2025年問題(読み)にせんにじゅうごねんもんだい

知恵蔵 「2025年問題」の解説

2025年問題

1947~49年の「第1次ベビーブーム」で生まれた「団塊世代」が、75歳以上となる2025年頃の日本で起こる様々な問題のこと。
1947~49生まれは約700万人で、広義で団塊の世代を指す1947~51年生まれは1000万人超と、日本の人口における世代別の割合が突出している。日本はもともと、急速な高齢化が問題となっていたが、2025年以降、75歳以上の人口が全人口の18.1%を占める2179万人となり、日本人の5人に1人近くが75歳以上という超高齢社会が到来する。特に大都市部で高齢者が急増する見通しで、全体の増加分の約半数は、東京、神奈川埼玉千葉、大阪、愛知の6都府県に集中する。これまで国を支えてきた団塊の世代が、医療介護、福祉サービスを受ける側に回る一方で、支える側の生産年齢人口(15~64歳)は減少し、75歳以上1人に対し、10年は5.8人で支えていたのが、25年には3.3人、60年には1.9人となる。このため、医療や介護などの負担と給付の割合が大きく変わり、国や自治体の社会保障財政の運営に影響が出るとみられている。
なお、「高齢者」の定義について、16年までは一般的に「65歳以上」とされてきたが、17年1月、日本老年学会と日本老年医学会が65~74歳を「心身ともに元気な人が多い」として、新たに「准高齢者」、75歳以上を高齢者とすべきだという提言を発表している。こうした状況に合わせて、今後、社会保障や雇用制度が見直される可能性もある。厚生労働省推計した生涯医療費の推移を見ると、医療費は75~79歳でピークとなり、70歳以降に生涯の医療費の約半分がかかるとされる。要介護(要支援)になる可能性は75歳から急上昇するといわれており、今後、医療、介護、福祉サービスの担い手、受け皿不足は深刻化する。

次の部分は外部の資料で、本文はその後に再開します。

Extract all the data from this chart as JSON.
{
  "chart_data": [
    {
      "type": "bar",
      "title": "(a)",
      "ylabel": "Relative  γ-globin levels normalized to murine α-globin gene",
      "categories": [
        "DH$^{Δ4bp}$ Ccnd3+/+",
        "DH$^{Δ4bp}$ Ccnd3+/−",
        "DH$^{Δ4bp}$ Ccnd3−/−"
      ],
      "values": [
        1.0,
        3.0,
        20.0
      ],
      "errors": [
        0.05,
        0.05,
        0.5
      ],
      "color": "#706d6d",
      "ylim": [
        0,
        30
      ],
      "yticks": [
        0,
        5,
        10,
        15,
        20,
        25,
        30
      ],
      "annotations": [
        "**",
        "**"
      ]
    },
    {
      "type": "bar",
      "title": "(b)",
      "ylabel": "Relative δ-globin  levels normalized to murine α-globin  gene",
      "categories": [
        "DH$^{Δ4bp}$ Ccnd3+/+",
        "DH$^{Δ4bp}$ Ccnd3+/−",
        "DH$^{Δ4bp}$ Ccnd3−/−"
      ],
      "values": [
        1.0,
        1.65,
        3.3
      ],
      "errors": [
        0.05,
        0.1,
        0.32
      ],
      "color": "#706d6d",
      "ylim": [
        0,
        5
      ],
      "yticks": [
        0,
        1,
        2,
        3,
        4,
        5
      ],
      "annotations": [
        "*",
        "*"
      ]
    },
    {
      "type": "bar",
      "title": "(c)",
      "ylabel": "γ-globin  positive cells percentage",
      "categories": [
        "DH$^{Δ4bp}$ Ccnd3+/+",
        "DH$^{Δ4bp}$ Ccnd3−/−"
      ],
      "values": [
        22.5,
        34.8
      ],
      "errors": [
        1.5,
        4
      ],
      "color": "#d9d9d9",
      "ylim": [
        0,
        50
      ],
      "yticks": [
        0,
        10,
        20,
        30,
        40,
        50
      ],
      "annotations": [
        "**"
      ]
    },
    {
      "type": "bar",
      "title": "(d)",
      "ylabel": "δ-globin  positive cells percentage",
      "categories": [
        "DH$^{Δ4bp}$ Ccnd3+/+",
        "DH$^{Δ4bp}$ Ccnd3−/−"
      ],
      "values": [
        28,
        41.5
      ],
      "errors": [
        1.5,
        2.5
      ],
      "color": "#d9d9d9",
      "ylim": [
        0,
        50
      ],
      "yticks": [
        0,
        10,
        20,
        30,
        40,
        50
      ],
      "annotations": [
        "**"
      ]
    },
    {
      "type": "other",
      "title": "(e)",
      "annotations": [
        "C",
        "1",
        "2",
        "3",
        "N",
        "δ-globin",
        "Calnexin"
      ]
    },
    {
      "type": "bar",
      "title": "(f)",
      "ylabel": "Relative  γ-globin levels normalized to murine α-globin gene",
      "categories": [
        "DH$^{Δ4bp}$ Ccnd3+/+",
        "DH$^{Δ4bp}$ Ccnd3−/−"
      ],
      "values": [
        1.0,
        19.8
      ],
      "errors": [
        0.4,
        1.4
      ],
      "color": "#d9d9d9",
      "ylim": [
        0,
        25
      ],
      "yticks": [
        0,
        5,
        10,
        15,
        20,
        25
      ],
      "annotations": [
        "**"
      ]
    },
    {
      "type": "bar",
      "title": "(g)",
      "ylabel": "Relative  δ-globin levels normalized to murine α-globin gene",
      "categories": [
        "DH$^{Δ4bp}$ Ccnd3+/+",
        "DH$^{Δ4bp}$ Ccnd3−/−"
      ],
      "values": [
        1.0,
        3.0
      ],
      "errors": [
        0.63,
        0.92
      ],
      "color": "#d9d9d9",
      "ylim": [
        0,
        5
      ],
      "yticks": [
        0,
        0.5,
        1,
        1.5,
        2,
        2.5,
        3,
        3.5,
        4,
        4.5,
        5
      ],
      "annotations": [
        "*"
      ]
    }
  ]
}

内閣官房の推計では、25年にはベッドが約17万床不足する。また、10年時点で280万人だった65歳以上の認知症高齢者は、25年には470万人に増加すると推計され、更に、10年時点で498万世帯だった1人暮らしの高齢世帯は、25年に700万世帯に増えると予想されている。
国立社会保障・人口問題研究所の統計によると、社会保障給付費は年々増加しており、14年度は過去最高の112兆1020億円となった。そのうち、年金保険給付費や高齢者医療給付費などを合わせた高齢者関係給付費は76兆1383億円と、全体の67.9%を占めている。急速な高齢化により、社会保障給付費は今後も増加の一途をたどり、財務省によると、25年には149兆円と、その伸びは国内総生産(GDP)の伸びを上回る見通しだ。
政府は2025年問題を見据えた医療・介護制度の見直しを進めており、14年には医療・介護制度を変革する地域医療・介護推進法が成立した。医療分野で病院の機能分担を見直し、各都道府県に対し、高度急性期、急性期、回復期、慢性期それぞれの段階における地域で必要な病床数をまとめた「地域医療構想」を定めるよう求めている。介護分野では、一定の所得(年金収入なら年280万円以上)がある人の自己負担割合を1割から2割に引き上げ、軽度の介護が必要な「要支援者」向けのサービスの一部を、国から市町村事業へ移管した。更に、年間10万人といわれる介護離職対策として、16年に育児・介護休業法を改正した。17年1月から、介護を必要とする家族(対象家族)1人につき、原則1回、通算93日まで取得可能だった介護休業を、3回を上限に分割して取得できるようになったほか、これまで介護休業の範囲内で取得可能だった介護のための所定労働時間短縮措置を、介護休業とは別に、3年の間で2回以上利用できるようになった。